Destaque da edição:
Destaque da edição:
Competitividade – Competitividade é a expressão que traduz a capacidade da indústria nacional de competir com a indústria estrangeira; em outras palavras, significa ter um custo de produção igual ou inferior ao produto estrangeiro. Ao que tudo indica, a Presidente Dilma chamou para si a iniciativa das decisões para atingir esse objetivo.
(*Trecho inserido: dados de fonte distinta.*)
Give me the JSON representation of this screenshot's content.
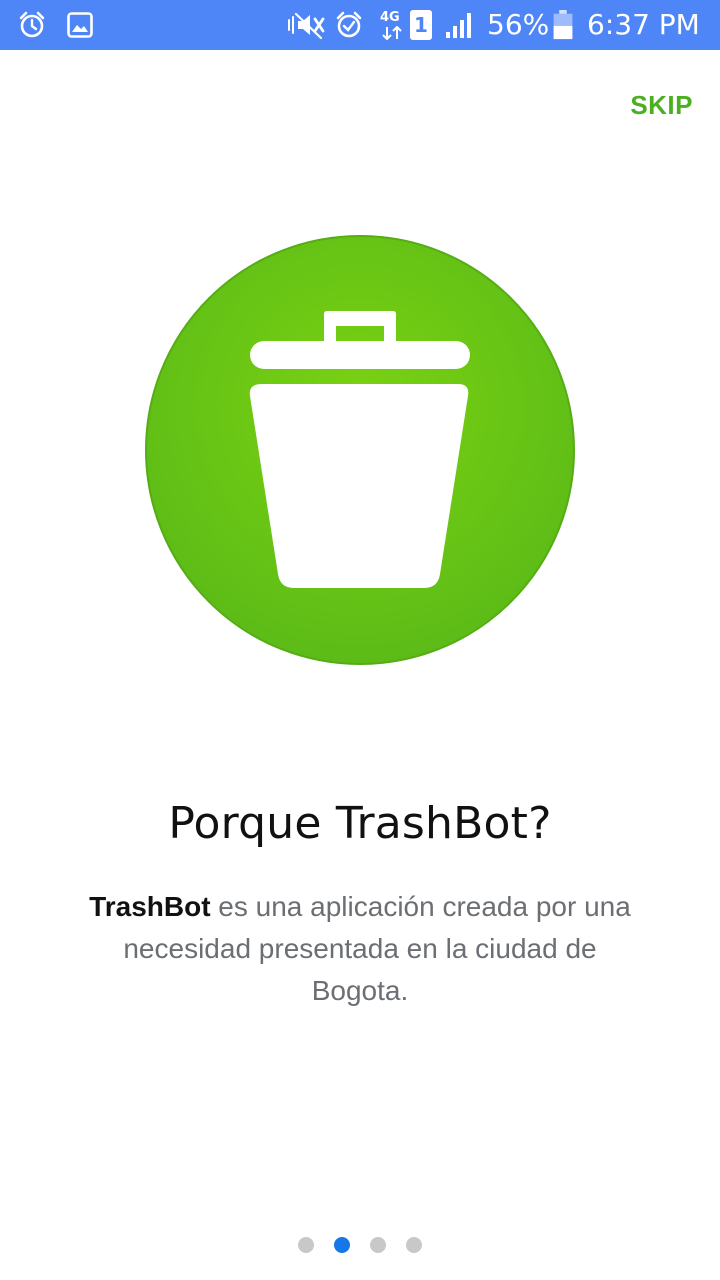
{
  "status_bar": {
    "battery_percent": "56%",
    "time": "6:37 PM",
    "network_label": "4G",
    "sim_label": "1",
    "icons": [
      "alarm-icon",
      "gallery-icon",
      "mute-icon",
      "alarm-icon",
      "network-4g-icon",
      "sim-icon",
      "signal-icon",
      "battery-icon"
    ],
    "background_color": "#4f86f7"
  },
  "onboarding": {
    "skip_label": "SKIP",
    "hero_icon": "trash-can-icon",
    "hero_color": "#66c614",
    "title": "Porque TrashBot?",
    "description_brand": "TrashBot",
    "description_rest": " es una aplicación creada por una necesidad presentada en la ciudad de Bogota.",
    "accent_color": "#4caf1f"
  },
  "pager": {
    "pages": 4,
    "current_page": 2,
    "active_color": "#1677e8"
  }
}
A Presidente Dilma decidiu enfrentar esse problema, com coragem e determinação, mas faltam projetos e recursos, que o governo não tem. Neste ano, a economia brasileira vai crescer menos de 1,5% e a indústria terá um crescimento negativo de menos 2,5%, segundo a Fiesp. É imperioso mudar o rumo dos acontecimentos, a partir do próximo ano.
Outras matérias:
Vendas de Natal deverão gerar R$ 33,1 bilhões – Dentre todos os meses do ano, dezembro é o mais favorável para o comércio em termos de volume de vendas. Além do pagamento do décimo terceiro salário, que, em 2012 deve injetar R$ 131 bilhões na economia, o Natal, data comemorativa mais relevante para o varejo, faz com que na média o faturamento mensal das lojas cresça mais de 50% quando comparado à média do período janeiro-novembro. Não apenas o fator sazonal, mas também as evoluções recentes dos condicionantes do consumo permitem projetar um crescimento significativo das vendas em 2012.
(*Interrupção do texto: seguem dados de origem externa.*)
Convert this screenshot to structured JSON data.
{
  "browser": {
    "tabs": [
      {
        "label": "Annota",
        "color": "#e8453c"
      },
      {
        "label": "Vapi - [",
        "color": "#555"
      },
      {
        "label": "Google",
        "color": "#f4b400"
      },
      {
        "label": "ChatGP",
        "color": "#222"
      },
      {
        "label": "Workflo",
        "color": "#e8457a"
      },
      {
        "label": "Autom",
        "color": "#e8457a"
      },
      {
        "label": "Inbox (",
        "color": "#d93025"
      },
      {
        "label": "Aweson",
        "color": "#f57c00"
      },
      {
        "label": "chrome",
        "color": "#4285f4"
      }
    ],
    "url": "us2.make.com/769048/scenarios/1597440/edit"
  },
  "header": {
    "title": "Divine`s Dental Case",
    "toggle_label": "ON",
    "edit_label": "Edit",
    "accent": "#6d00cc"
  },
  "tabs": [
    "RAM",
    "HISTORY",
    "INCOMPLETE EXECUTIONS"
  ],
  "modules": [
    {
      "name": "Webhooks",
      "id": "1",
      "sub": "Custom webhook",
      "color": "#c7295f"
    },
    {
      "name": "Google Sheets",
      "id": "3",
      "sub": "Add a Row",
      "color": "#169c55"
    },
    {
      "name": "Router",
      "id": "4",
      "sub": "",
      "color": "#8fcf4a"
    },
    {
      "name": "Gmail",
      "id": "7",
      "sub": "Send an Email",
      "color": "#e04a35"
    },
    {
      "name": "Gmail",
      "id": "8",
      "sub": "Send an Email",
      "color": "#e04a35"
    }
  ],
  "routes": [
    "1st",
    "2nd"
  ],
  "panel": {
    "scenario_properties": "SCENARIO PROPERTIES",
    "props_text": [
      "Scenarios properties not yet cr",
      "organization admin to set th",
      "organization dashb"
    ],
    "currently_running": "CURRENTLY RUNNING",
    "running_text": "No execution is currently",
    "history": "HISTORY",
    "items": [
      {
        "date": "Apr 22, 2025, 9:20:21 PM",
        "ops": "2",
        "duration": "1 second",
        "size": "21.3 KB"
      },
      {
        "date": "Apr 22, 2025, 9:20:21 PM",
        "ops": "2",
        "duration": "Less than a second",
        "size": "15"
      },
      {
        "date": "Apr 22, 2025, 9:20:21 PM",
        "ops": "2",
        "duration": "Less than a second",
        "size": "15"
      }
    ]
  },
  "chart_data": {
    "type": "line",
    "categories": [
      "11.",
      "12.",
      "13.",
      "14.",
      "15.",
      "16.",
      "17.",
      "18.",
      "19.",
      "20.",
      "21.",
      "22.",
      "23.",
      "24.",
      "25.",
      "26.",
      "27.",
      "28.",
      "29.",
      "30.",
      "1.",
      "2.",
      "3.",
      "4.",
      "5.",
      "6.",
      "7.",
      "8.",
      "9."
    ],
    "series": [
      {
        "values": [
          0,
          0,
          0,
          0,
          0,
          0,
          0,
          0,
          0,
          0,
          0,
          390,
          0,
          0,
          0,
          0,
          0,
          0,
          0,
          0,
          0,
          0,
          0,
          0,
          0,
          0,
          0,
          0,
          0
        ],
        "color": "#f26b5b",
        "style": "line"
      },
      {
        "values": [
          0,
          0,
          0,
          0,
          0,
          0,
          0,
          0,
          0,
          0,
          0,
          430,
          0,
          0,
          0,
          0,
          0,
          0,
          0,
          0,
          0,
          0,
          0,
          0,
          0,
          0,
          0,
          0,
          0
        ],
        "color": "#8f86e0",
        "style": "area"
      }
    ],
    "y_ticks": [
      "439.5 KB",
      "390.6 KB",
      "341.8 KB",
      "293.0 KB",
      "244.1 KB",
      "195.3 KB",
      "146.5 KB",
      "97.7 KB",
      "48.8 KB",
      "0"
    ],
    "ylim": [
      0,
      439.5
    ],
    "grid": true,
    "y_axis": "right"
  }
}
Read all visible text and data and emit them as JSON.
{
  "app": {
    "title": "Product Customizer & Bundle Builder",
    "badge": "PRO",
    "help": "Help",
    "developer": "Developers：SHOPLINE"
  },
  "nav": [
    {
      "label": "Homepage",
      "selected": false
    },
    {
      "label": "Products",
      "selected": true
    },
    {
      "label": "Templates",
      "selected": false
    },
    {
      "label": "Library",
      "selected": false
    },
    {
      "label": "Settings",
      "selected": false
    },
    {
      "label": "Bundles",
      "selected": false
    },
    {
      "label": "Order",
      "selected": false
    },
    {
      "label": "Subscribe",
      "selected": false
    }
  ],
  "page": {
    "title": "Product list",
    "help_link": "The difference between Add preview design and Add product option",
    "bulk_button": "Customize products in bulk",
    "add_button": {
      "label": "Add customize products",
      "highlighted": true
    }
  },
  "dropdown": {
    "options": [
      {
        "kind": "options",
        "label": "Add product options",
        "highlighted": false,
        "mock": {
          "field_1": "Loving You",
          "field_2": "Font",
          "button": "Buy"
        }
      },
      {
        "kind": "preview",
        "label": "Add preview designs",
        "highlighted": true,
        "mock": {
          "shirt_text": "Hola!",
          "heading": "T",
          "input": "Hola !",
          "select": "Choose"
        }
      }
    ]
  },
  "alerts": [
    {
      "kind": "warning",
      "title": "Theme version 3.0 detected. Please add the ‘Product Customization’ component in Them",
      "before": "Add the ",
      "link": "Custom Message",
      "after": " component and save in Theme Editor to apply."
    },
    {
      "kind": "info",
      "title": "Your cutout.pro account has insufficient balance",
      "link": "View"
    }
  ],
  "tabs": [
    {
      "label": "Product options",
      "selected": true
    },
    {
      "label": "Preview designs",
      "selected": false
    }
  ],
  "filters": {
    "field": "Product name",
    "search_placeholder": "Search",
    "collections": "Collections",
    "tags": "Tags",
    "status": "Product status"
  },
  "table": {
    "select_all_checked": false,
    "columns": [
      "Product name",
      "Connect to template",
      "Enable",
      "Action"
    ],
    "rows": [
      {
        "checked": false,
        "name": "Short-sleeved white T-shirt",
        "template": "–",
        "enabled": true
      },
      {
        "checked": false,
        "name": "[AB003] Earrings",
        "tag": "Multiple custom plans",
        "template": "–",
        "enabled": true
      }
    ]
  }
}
Horizon 2020 – Foi lançado na União Europeia o programa Horizon 2020, que congrega os recursos financeiros para implementar a iniciativa Innovation Union. O programa – de pesquisa e inovação – será desenvolvido entre 2014 e 2020, com um orçamento de 80 bilhões de euros e visa assegurar a competitividade europeia no cenário global, assim como a criação de novos empregos. O Horizon 2020 pretende responder ao desafio de ser a ponte capaz de reduzir a distância entre pesquisa e sua aplicação no mercado. A cooperação internacional é considerada prioritária no escopo do programa, que, além dessa abertura, ainda preconiza ações específicas com países considerados parceiros-chave em determinados temas. Horizon 2020 será complementado por medidas futuras, visando o desenvolvimento da Área Europeia de Pesquisa e objetiva quebrar barreiras para criar um genuíno mercado único para o conhecimento, pesquisa e inovação.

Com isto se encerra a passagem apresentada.